If you wanna know more about crawling, you can check here.
I am gonna use GNU’s WGET to write a one line spider/bot that can download an entire website to your local box (If you are using Linux, install wget by running ‘sudo apt-get install wget’).
wget is a nice tool for downloading resources from the internet. The basic usage is wget url (eg: wget http://test.com/). The power of wget is that you may download sites recursive, meaning you also get all pages (and images and other data) linked on the front page:
wget -r http://www.test.com
However, many sites do not want you to download their entire site. To prevent this, they check how browsers identify. Many sites refuses you to connect or sends a blank page if they detect you are not using a web-browser. You might get a message like:
Sorry, but the download manager you are using to view this site is not supported. We do not support use of such download managers as flashget, go!zilla, or getright
Wget has a very handy -U option for sites like this. Use -U My-browser to tell the site you are using some commonly accepted browser:
wget -r -p -U Mozilla http://www.test.com
The most important command line options are –limit-rate= and –wait=. You should add –wait=20 to pause 20 seconds between retrievals, this makes sure you are not manually added to a blacklist. –limit-rate defaults to bytes, add K to set KB/s.
A web-site owner will probably get upset if you attempt to download his entire site using a simple wget http://foo.com command. However, the web-site owner will not even notice you if you limit the download transfer rate and pause between fetching files.

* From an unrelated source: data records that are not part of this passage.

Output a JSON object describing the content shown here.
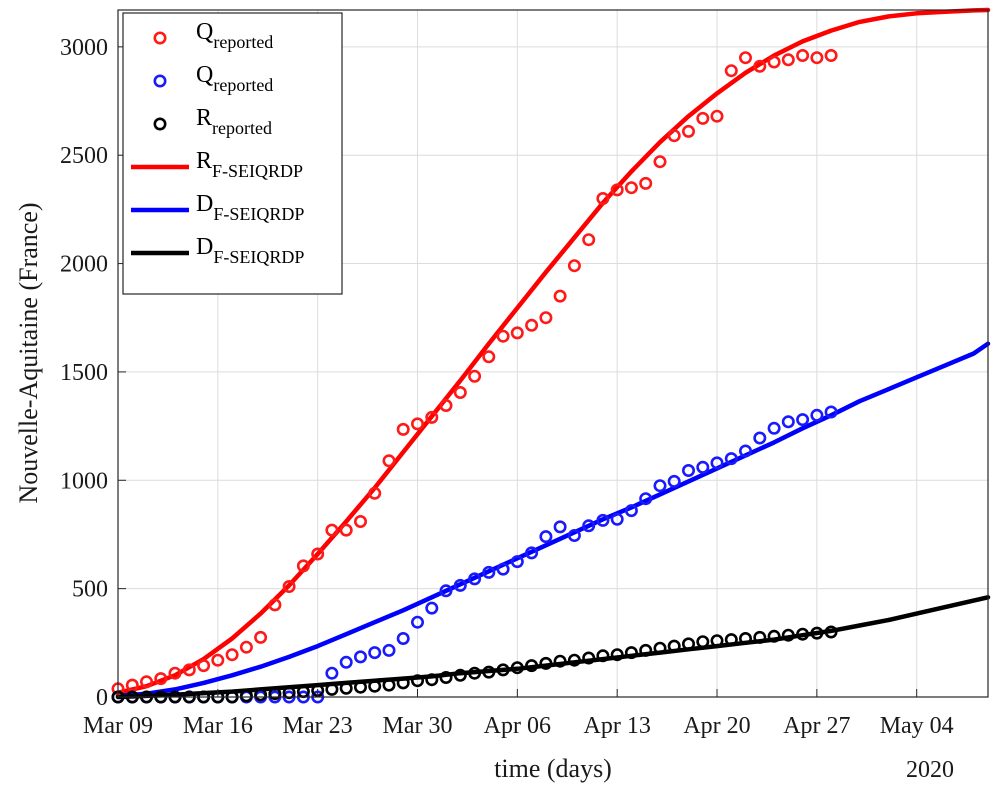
{
  "chart_data": {
    "type": "line",
    "title": "",
    "xlabel": "time (days)",
    "ylabel": "Nouvelle-Aquitaine (France)",
    "year_label": "2020",
    "x_unit": "days since Mar 09, 2020",
    "xlim": [
      0,
      61
    ],
    "ylim": [
      0,
      3170
    ],
    "grid": true,
    "legend_position": "top-left",
    "x_ticks": [
      {
        "value": 0,
        "label": "Mar 09"
      },
      {
        "value": 7,
        "label": "Mar 16"
      },
      {
        "value": 14,
        "label": "Mar 23"
      },
      {
        "value": 21,
        "label": "Mar 30"
      },
      {
        "value": 28,
        "label": "Apr 06"
      },
      {
        "value": 35,
        "label": "Apr 13"
      },
      {
        "value": 42,
        "label": "Apr 20"
      },
      {
        "value": 49,
        "label": "Apr 27"
      },
      {
        "value": 56,
        "label": "May 04"
      }
    ],
    "y_ticks": [
      0,
      500,
      1000,
      1500,
      2000,
      2500,
      3000
    ],
    "series": [
      {
        "kind": "scatter",
        "legend_main": "Q",
        "legend_sub": "reported",
        "color": "#ff1a1a",
        "x": [
          0,
          1,
          2,
          3,
          4,
          5,
          6,
          7,
          8,
          9,
          10,
          11,
          12,
          13,
          14,
          15,
          16,
          17,
          18,
          19,
          20,
          21,
          22,
          23,
          24,
          25,
          26,
          27,
          28,
          29,
          30,
          31,
          32,
          33,
          34,
          35,
          36,
          37,
          38,
          39,
          40,
          41,
          42,
          43,
          44,
          45,
          46,
          47,
          48,
          49,
          50
        ],
        "y": [
          38,
          55,
          70,
          85,
          110,
          125,
          145,
          170,
          195,
          230,
          275,
          425,
          510,
          605,
          660,
          770,
          770,
          810,
          940,
          1090,
          1235,
          1260,
          1290,
          1345,
          1405,
          1480,
          1570,
          1665,
          1680,
          1715,
          1750,
          1850,
          1990,
          2110,
          2300,
          2340,
          2350,
          2370,
          2470,
          2590,
          2610,
          2670,
          2680,
          2890,
          2950,
          2910,
          2930,
          2940,
          2960,
          2950,
          2960
        ]
      },
      {
        "kind": "scatter",
        "legend_main": "Q",
        "legend_sub": "reported",
        "color": "#1a1aff",
        "x": [
          0,
          1,
          2,
          3,
          4,
          5,
          6,
          7,
          8,
          9,
          10,
          11,
          12,
          13,
          14,
          15,
          16,
          17,
          18,
          19,
          20,
          21,
          22,
          23,
          24,
          25,
          26,
          27,
          28,
          29,
          30,
          31,
          32,
          33,
          34,
          35,
          36,
          37,
          38,
          39,
          40,
          41,
          42,
          43,
          44,
          45,
          46,
          47,
          48,
          49,
          50
        ],
        "y": [
          0,
          0,
          0,
          0,
          0,
          0,
          0,
          0,
          0,
          0,
          0,
          0,
          0,
          0,
          0,
          110,
          160,
          185,
          205,
          215,
          270,
          345,
          410,
          490,
          515,
          545,
          575,
          590,
          625,
          665,
          740,
          785,
          745,
          790,
          815,
          820,
          860,
          915,
          975,
          995,
          1045,
          1060,
          1080,
          1100,
          1135,
          1195,
          1240,
          1270,
          1280,
          1300,
          1315
        ]
      },
      {
        "kind": "scatter",
        "legend_main": "R",
        "legend_sub": "reported",
        "color": "#000000",
        "x": [
          0,
          1,
          2,
          3,
          4,
          5,
          6,
          7,
          8,
          9,
          10,
          11,
          12,
          13,
          14,
          15,
          16,
          17,
          18,
          19,
          20,
          21,
          22,
          23,
          24,
          25,
          26,
          27,
          28,
          29,
          30,
          31,
          32,
          33,
          34,
          35,
          36,
          37,
          38,
          39,
          40,
          41,
          42,
          43,
          44,
          45,
          46,
          47,
          48,
          49,
          50
        ],
        "y": [
          0,
          0,
          0,
          0,
          0,
          0,
          0,
          0,
          0,
          5,
          10,
          15,
          20,
          25,
          30,
          35,
          40,
          45,
          50,
          55,
          65,
          75,
          80,
          90,
          100,
          110,
          115,
          125,
          135,
          145,
          155,
          165,
          170,
          180,
          190,
          195,
          205,
          215,
          225,
          235,
          245,
          255,
          260,
          265,
          270,
          275,
          280,
          285,
          290,
          295,
          300
        ]
      },
      {
        "kind": "line",
        "legend_main": "R",
        "legend_sub": "F-SEIQRDP",
        "color": "#ff0000",
        "x": [
          0,
          2,
          4,
          6,
          8,
          10,
          12,
          14,
          16,
          18,
          20,
          22,
          24,
          26,
          28,
          30,
          32,
          34,
          36,
          38,
          40,
          42,
          44,
          46,
          48,
          50,
          52,
          54,
          56,
          58,
          60,
          61
        ],
        "y": [
          20,
          50,
          100,
          175,
          270,
          385,
          515,
          660,
          810,
          965,
          1130,
          1295,
          1460,
          1630,
          1795,
          1960,
          2120,
          2280,
          2425,
          2560,
          2680,
          2785,
          2880,
          2960,
          3025,
          3075,
          3115,
          3140,
          3155,
          3162,
          3168,
          3170
        ]
      },
      {
        "kind": "line",
        "legend_main": "D",
        "legend_sub": "F-SEIQRDP",
        "color": "#0000ff",
        "x": [
          0,
          2,
          4,
          6,
          8,
          10,
          12,
          14,
          16,
          18,
          20,
          22,
          24,
          26,
          28,
          30,
          32,
          34,
          36,
          38,
          40,
          42,
          44,
          46,
          48,
          50,
          52,
          54,
          56,
          58,
          60,
          61
        ],
        "y": [
          5,
          15,
          35,
          65,
          100,
          140,
          185,
          235,
          290,
          345,
          400,
          460,
          520,
          580,
          640,
          700,
          760,
          820,
          875,
          935,
          995,
          1055,
          1115,
          1175,
          1240,
          1300,
          1365,
          1420,
          1475,
          1530,
          1585,
          1630
        ]
      },
      {
        "kind": "line",
        "legend_main": "D",
        "legend_sub": "F-SEIQRDP",
        "color": "#000000",
        "x": [
          0,
          2,
          4,
          6,
          8,
          10,
          12,
          14,
          16,
          18,
          20,
          22,
          24,
          26,
          28,
          30,
          32,
          34,
          36,
          38,
          40,
          42,
          44,
          46,
          48,
          50,
          52,
          54,
          56,
          58,
          60,
          61
        ],
        "y": [
          0,
          5,
          10,
          18,
          25,
          35,
          45,
          55,
          65,
          75,
          85,
          95,
          110,
          120,
          130,
          145,
          160,
          175,
          190,
          205,
          220,
          235,
          250,
          265,
          285,
          305,
          330,
          355,
          385,
          415,
          445,
          460
        ]
      }
    ]
  }
}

So our final version of mini-crawler would be:
wget –wait=20 –limit-rate=20K -r -p -U Mozilla http://www.test.com
Running the above command would download entire website on to your machine which means you have pretty much all the source of the target website, you could even have data source credentials in the source if you are lucky. Here’s how my mini-crawler has created a directory with www.test.com (target website) and dumped all its source into it.
Possible Improvements: The above mini-crawler can completely download any website built on Wordpress(~22% of USA’s active websites). You could take the crawler to next level by adding loop detection, time outs and more..chao!